Der September meldet sich in Deutschland mit einem verhangenen, aber trockenen Dienstag. Die Temperaturen bewegen sich zwischen 13 und 21 Grad, wobei kein Niederschlag erwartet wird — die Regenwahrscheinlichkeit liegt bei maximal 23 Prozent. Der Wind weht mit bis zu 19 km/h, in Böen sind 32 km/h möglich. Die Bewölkung ist mit durchschnittlich 69 Prozent recht ausgeprägt, sodass die Sonne nur knapp vier Stunden (3,9 h) zum Zug kommt. Bemerkenswert ist die hohe Luftfeuchtigkeit von durchschnittlich 93 Prozent, die zusammen mit einem Taupunkt von 12,7 Grad auf feuchte Luftmassen hinweist — Nebelfelder am Morgen sind in Niederungen gut möglich. Der Luftdruck liegt bei stabilen 1019 hPa, die Sichtweite beträgt im Mittel 44 Kilometer.
Mittwoch bringt ruhigeres, klareres Wetter
Der Mittwoch setzt die trockene Lage fort und zeigt sich dabei etwas ruhiger. Die Temperaturen gehen auf 11 bis 21 Grad zurück, der Morgen fällt also spürbar frischer aus als heute.
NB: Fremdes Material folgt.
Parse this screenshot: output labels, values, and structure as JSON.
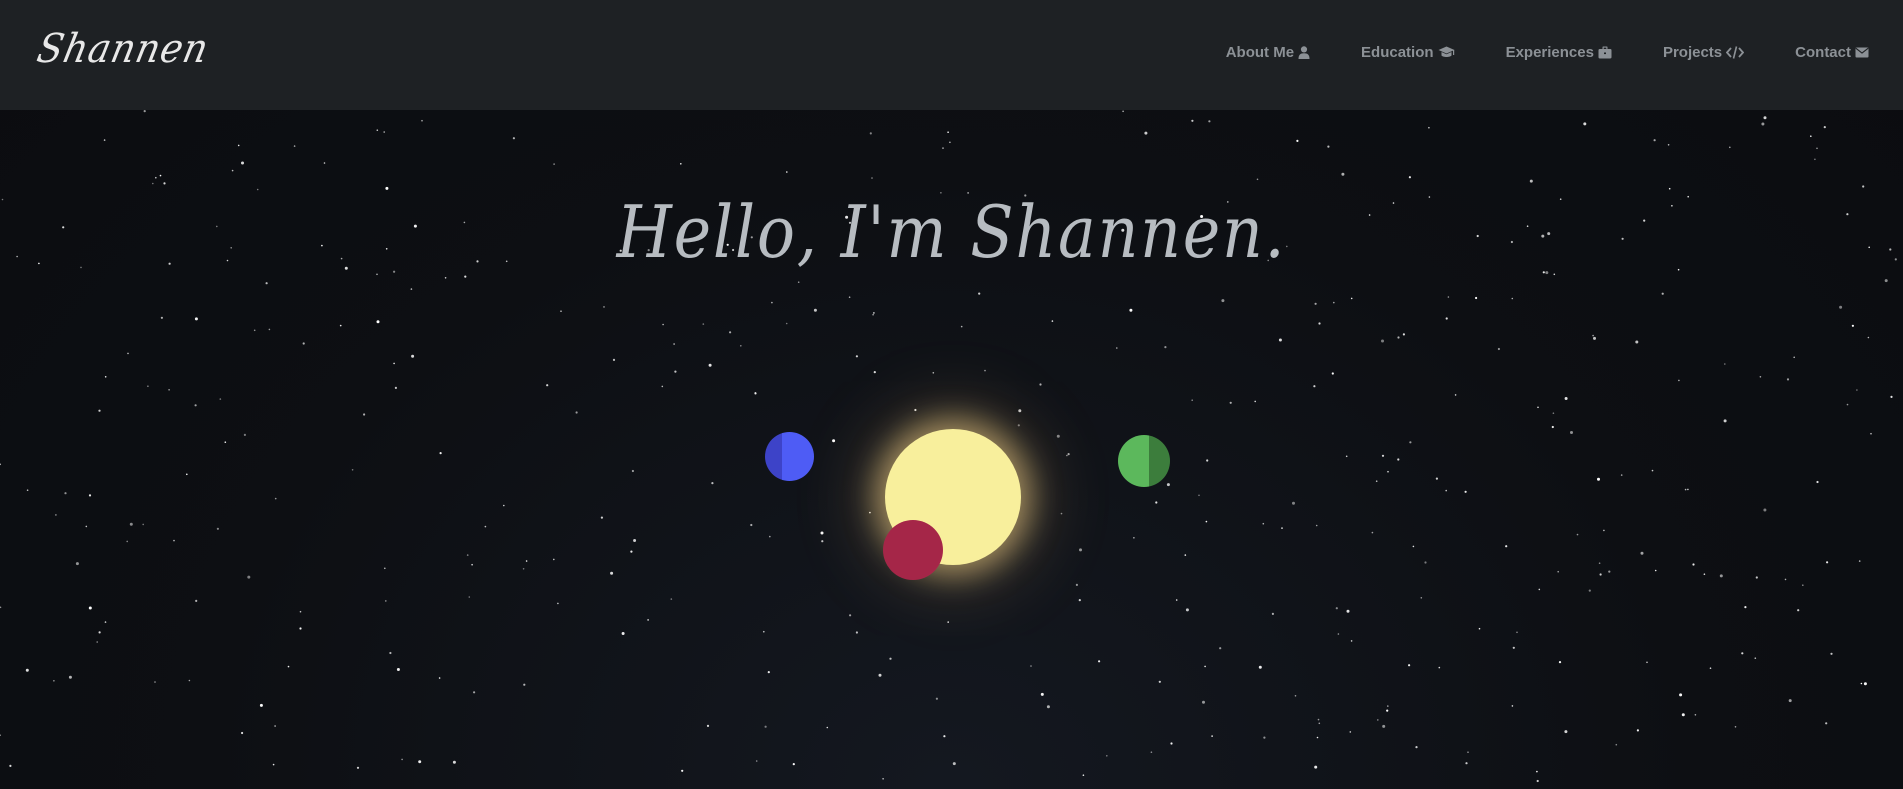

Die Regenwahrscheinlichkeit sinkt auf vernachlässigbare 4 Prozent, Niederschlag bleibt aus. Der Wind lässt deutlich nach und erreicht nur noch 11 km/h, Böen kommen auf 24 km/h. Trotz einer im Mittel sogar etwas höheren Bewölkung von 78 Prozent scheint die Sonne mit 4,6 Stunden geringfügig länger als am Dienstag — ein Hinweis auf wechselnd bewölktes, aber freundlicheres Tagesgeschäft. Der Luftdruck steigt leicht auf 1021 hPa, die Sichtweite fällt mit 32 Kilometern etwas geringer aus, und der Taupunkt liegt bei 11,5 Grad.
Donnerstag windig, Freitag grau und mild
Donnerstag und Freitag halten an der trockenen Grundtendenz fest, unterscheiden sich aber spürbar im Charakter. Am Donnerstag klettern die Temperaturen auf 12 bis 22 Grad — damit wird es der wärmste Tag der Woche. Allerdings zieht es sich mit einer durchschnittlichen Bewölkung von 86 Prozent stark zu, die Sonne schafft nur 3,4 Stunden. Frischer Wind mit bis zu 20 km/h und Böen von 37 km/h sorgt für Bewegung, die Sichtweite sinkt auf 30 Kilometer. Der Freitag präsentiert sich dann auffällig einheitlich: Hoch- und Tiefstwert treffen sich bei 17 Grad, die Sonne zeigt sich keine einzige Stunde, und die Bewölkung liegt bei 82 Prozent. Der Wind beruhigt sich auf maximal 9 km/h (Böen 17 km/h), der Luftdruck verharrt bei 1020 hPa — ein grauer, aber milder Herbsttag ohne Regen.
Lagen- und Zwiebellook für die Wochenmitte
Wer an diesem Dienstag und in den folgenden Tagen gut gekleidet sein möchte, setzt auf das Zwiebelprinzip: Die morgendlichen Tiefstwerte um 11 bis 13 Grad verlangen nach einer leichten Jacke oder einem Pullover, der sich tagsüber bei bis zu 21 oder 22 Grad problemlos verstauen lässt. Da die Regenwahrscheinlichkeit an keinem der vier Tage über 23 Prozent steigt, ist ein Schirm nicht zwingend, schadet aber auch nicht — besonders für Donnerstag mit seinen kräftigeren Böen bis 37 km/h empfiehlt sich festes Schuhwerk und etwas windabweisende Kleidung. Wer Outdoor-Aktivitäten plant, ist an Mittwoch und Donnerstag gut beraten: Die wärmsten Temperaturen der Woche und kein nennenswerter Regen machen diese Tage zum besten Fenster für Radtouren oder Spaziergänge in der Natur.